Equalling her own death with the extinction of the movement whose active member she was, Red points her finger at the new government, saying: “… a real men’s company, to which women were still subordinate wives, good mothers, floating creatures wrapped in cosmetics.” Her rebellious gesture of defying the setting and the authoritarian regime was not extinguished in a sort of posthumous lamenting passivity, but rather insisting on a future disobedience from new revolutionaries, because in the closing scenes of the film, Red calls for a (new) women’s march.

The exhibition set up in the Black Box in a way presenta a step out of the physical film shot frame and represents the imaginary interior of a 1930s bourgeois villa in which Red is giving her posthumous monologue. On the walls and in the space we see Red’s collection of art, made mostly between the 1950s and 1960s, testifying to a consistent affirmation of her own aesthetic experience. Aware of the need to act publicly, Red intensely socialised with artists and supported the establishment of the Yugoslav cultural identity which passionately believed in the socialist project, bearing in mind the formal complexity of such an ideological and ethical choice. Her artistic selection was made at a time of destalinisation and liberation of cultural production in Yugoslavia, but also in the Eastern Bloc with an understanding of modernity, whose backbone is no longer collectivism but rather individualism. Red’s collection is made by embracing the innovative experiences of contemporary European art and maintains the qualities of international mainstream, demonstrating that she wasn’t a slave to proscribed topics, that she followed the deconstruction of socialist realism and re-establishment of modernist ideas. She ignored Krleža’s hypothesis that Murtić’s painting was “a dangerous deviation of taste” (Krleža, O tendenciji, Exceptional Plenum of the Yugoslavian Writers’ Alliance, Belgrade, 1955), as well as Depolo’s disappointment with “the hollow period” of contemporary art (J. Depolo, U znaku mrlja. Pismo s Biennala u Veneciji, Vjesnik, Zagreb, 1958), without taking an interest in subjecting art to an ideological imperative, just like she didn’t subject feminism to the new social order. Exploring the issues of the modernist paradigm in a broader European context, with the works of Vojin Bakić, Jagoda Buić, Sonia Delaunay, Marijan Jevšovar, Edo Murtić, Ksenija Kantoci or Josip Vaništa, she created a specific art collection which represents an existential and spiritual experience of her own time.

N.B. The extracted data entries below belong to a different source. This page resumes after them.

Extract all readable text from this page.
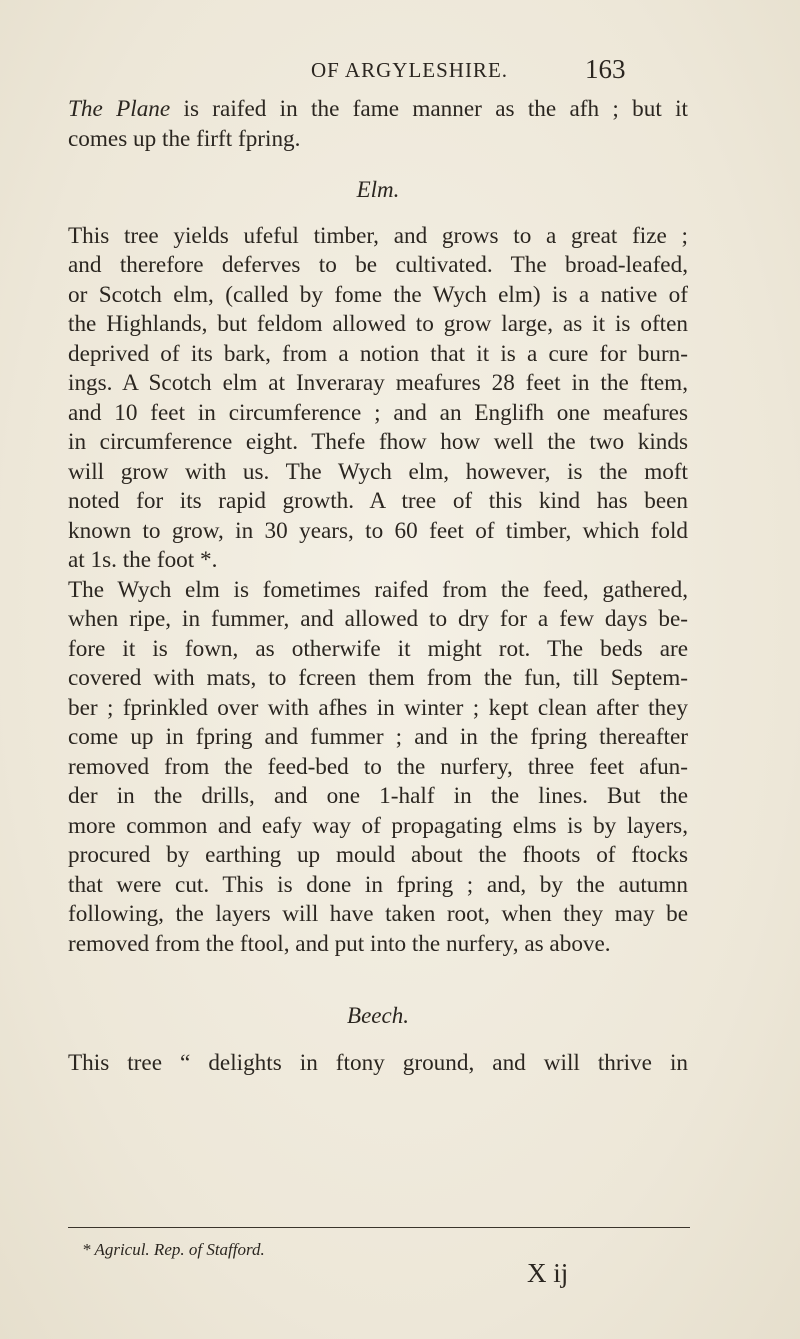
OF ARGYLESHIRE.	163

The Plane is raifed in the fame manner as the afh ; but it

comes up the firft fpring.

Elm.

This tree yields ufeful timber, and grows to a great fize ;

and therefore deferves to be cultivated. The broad-leafed,

or Scotch elm, (called by fome the Wych elm) is a native of

the Highlands, but feldom allowed to grow large, as it is often

deprived of its bark, from a notion that it is a cure for burn-

ings. A Scotch elm at Inveraray meafures 28 feet in the ftem,

and 10 feet in circumference ; and an Englifh one meafures

in circumference eight. Thefe fhow how well the two kinds

will grow with us. The Wych elm, however, is the moft

noted for its rapid growth. A tree of this kind has been

known to grow, in 30 years, to 60 feet of timber, which fold

at 1s. the foot *.

The Wych elm is fometimes raifed from the feed, gathered,

when ripe, in fummer, and allowed to dry for a few days be-

fore it is fown, as otherwife it might rot. The beds are

covered with mats, to fcreen them from the fun, till Septem-

ber ; fprinkled over with afhes in winter ; kept clean after they

come up in fpring and fummer ; and in the fpring thereafter

removed from the feed-bed to the nurfery, three feet afun-

der in the drills, and one 1-half in the lines. But the

more common and eafy way of propagating elms is by layers,

procured by earthing up mould about the fhoots of ftocks

that were cut. This is done in fpring ; and, by the autumn

following, the layers will have taken root, when they may be

removed from the ftool, and put into the nurfery, as above.

Beech.

This tree “ delights in ftony ground, and will thrive in

* Agricul. Rep. of Stafford.
X ij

In addition to Milica Rakić’s works, we are presenting:


Exhibition concept author: Leila Topić
Exhibition curators: Zorana Đaković Minniti, Dina Pokrajac, Leila Topić

Milica Rakić (1972) is a multimedia artist focusing on the influence of language and culture on the shaping of identity, interpreting ideological codes in a historical and contemporary context. She holds a PhD from the Faculty of Visual Arts in Belgrade. She has presented her works at thirty solo and over four hundred group exhibitions in Serbia and abroad (Albania, USA, Bosnia and Herzegovina, Bulgaria, Greece, Egypt, Iran, Italy, Indonesia, Japan, China, Hungary, Macedonia, Mexico, Germany, Portugal, Romania, Russia, Slovenia, Turkey, France, Croatia, Montenegro, Spain). A member of the League of Communists of Yugoslavia and the Association of Fine Artists of Serbia, with an independent artist status.